The emphasis of the new regiment focuses on leadership, and Marines taking care of Marines, Boyle said.
"It's the Marine knowing that somebody cares about him. We're going to go talk to him every day. We're going to talk to his family every day. We're going to know who he is," Boyle said. "That's where we want our strength to be. I've got the money. I've got the people. But that doesn't make the program better.
"What the Marine is going to respond to is people walking into his room every day and asking how he's doing … and carrying on a conversation with him and showing that they care about him."
There are about 1,200 seriously injured active-duty Marines recovering in bases, hospitals and homes across the United States, and reaching out to them is no easy task. But, the regiment has managed to connect active-duty, reserve, Veterans Affairs and other resources into a giant network spread across the United States.

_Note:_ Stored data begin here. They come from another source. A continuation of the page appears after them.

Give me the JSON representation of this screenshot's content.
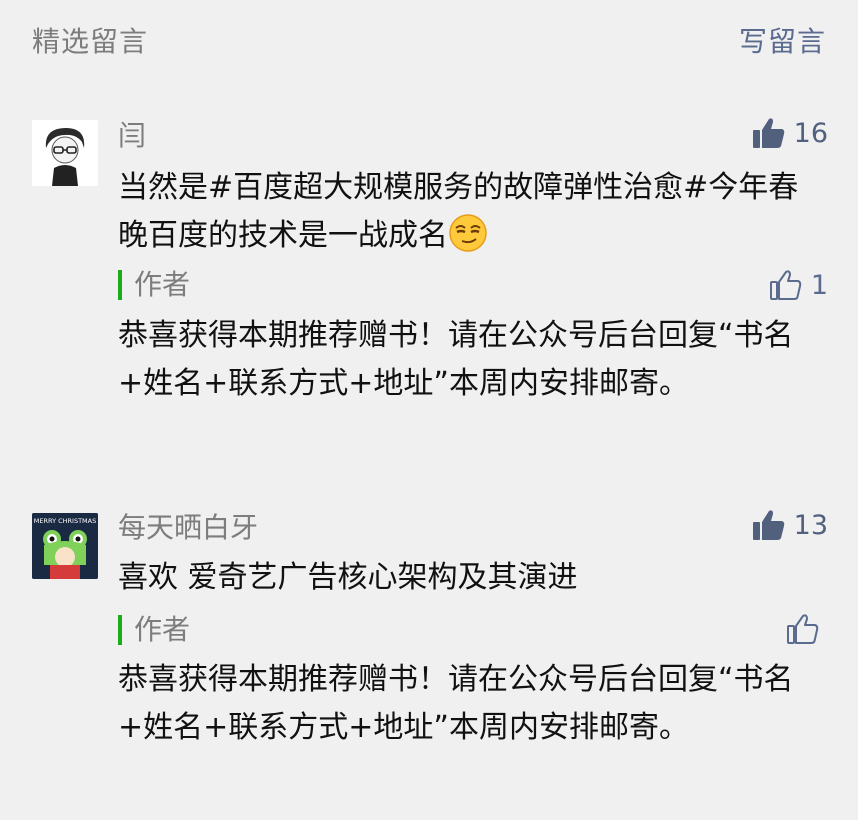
{
  "header": {
    "title": "精选留言",
    "write_label": "写留言"
  },
  "comments": [
    {
      "nickname": "闫",
      "likes": "16",
      "content": "当然是#百度超大规模服务的故障弹性治愈#今年春晚百度的技术是一战成名",
      "emoji": "smirk-emoji",
      "reply": {
        "label": "作者",
        "likes": "1",
        "content": "恭喜获得本期推荐赠书！请在公众号后台回复“书名+姓名+联系方式+地址”本周内安排邮寄。"
      }
    },
    {
      "nickname": "每天晒白牙",
      "likes": "13",
      "avatar_text": "MERRY CHRISTMAS",
      "content": "喜欢 爱奇艺广告核心架构及其演进",
      "reply": {
        "label": "作者",
        "likes": "",
        "content": "恭喜获得本期推荐赠书！请在公众号后台回复“书名+姓名+联系方式+地址”本周内安排邮寄。"
      }
    }
  ],
  "colors": {
    "accent_green": "#1aad19",
    "link_blue": "#5b6b8f",
    "like_fill": "#50607d",
    "background": "#f0f0f1"
  }
}
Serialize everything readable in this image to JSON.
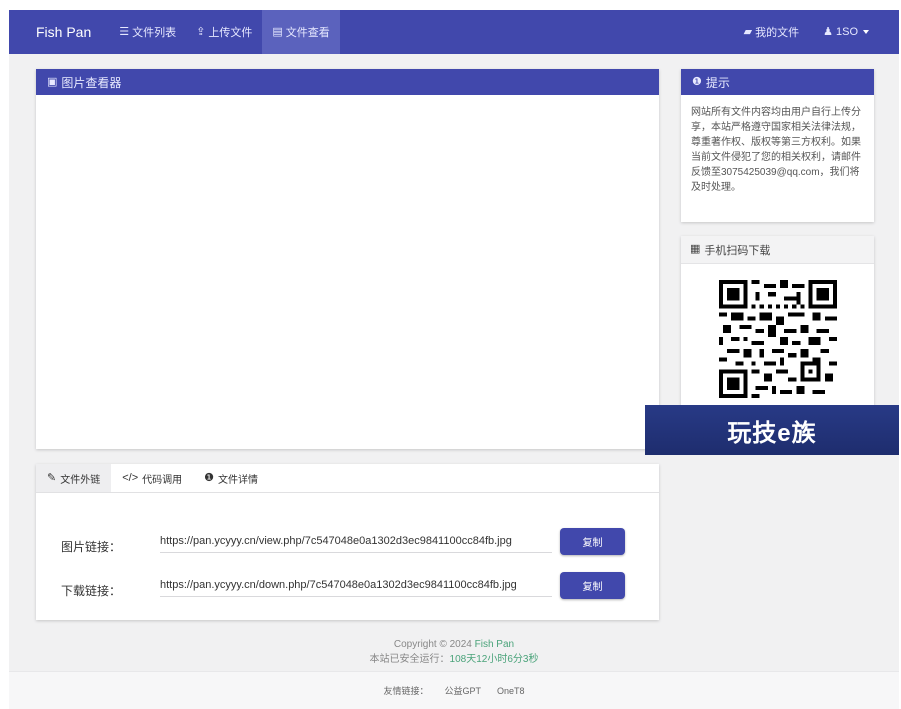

Boyle launched the regiment with a small, hand-picked command staff and slowly built it to a size of about 230. It likely will grow to about 400 before Boyle is finished.
A New System of Care
The regiment's headquarters is at Marine Corps Base Quantico, Va., just a short drive from the Pentagon, and major military healthcare centers such as the NNMC in Bethesda, Md., and Walter Reed Army Medical Center, in Washington, D.C. Some of the staff are wounded Marines who working through their own recoveries.
While the headquarters is in temporary billets now, it is slated for a new headquarters building with construction starting this year. Before the staff moves in, they will have already outgrown it, said Boyle.
The regiment consists of a battalion here, another at Camp Pendleton, Calif., and a company in Hawaii. Each provides coverage for Marines receiving care in their areas. The east and west battalions divide their coverage of the United States by the Mississippi River, while the Hawaii company covers down on those recovering in the Pacific.
The battalion here has the command structure for two companies, but only one is in place. There are about 100 Marines in the company now, but it has oversight for more than 300. A new $27 million barracks complex is under construction that will move the Marines closer to the hospital and other treatment facilities on base.
The West Coast battalion has oversight of about 200 Marines and has a similar barracks construction project planned.
In the units, Marines spend their days concentrating on healing and transitioning to the next phase of their lives, whether that means recovering and staying on active-duty or leaving the service.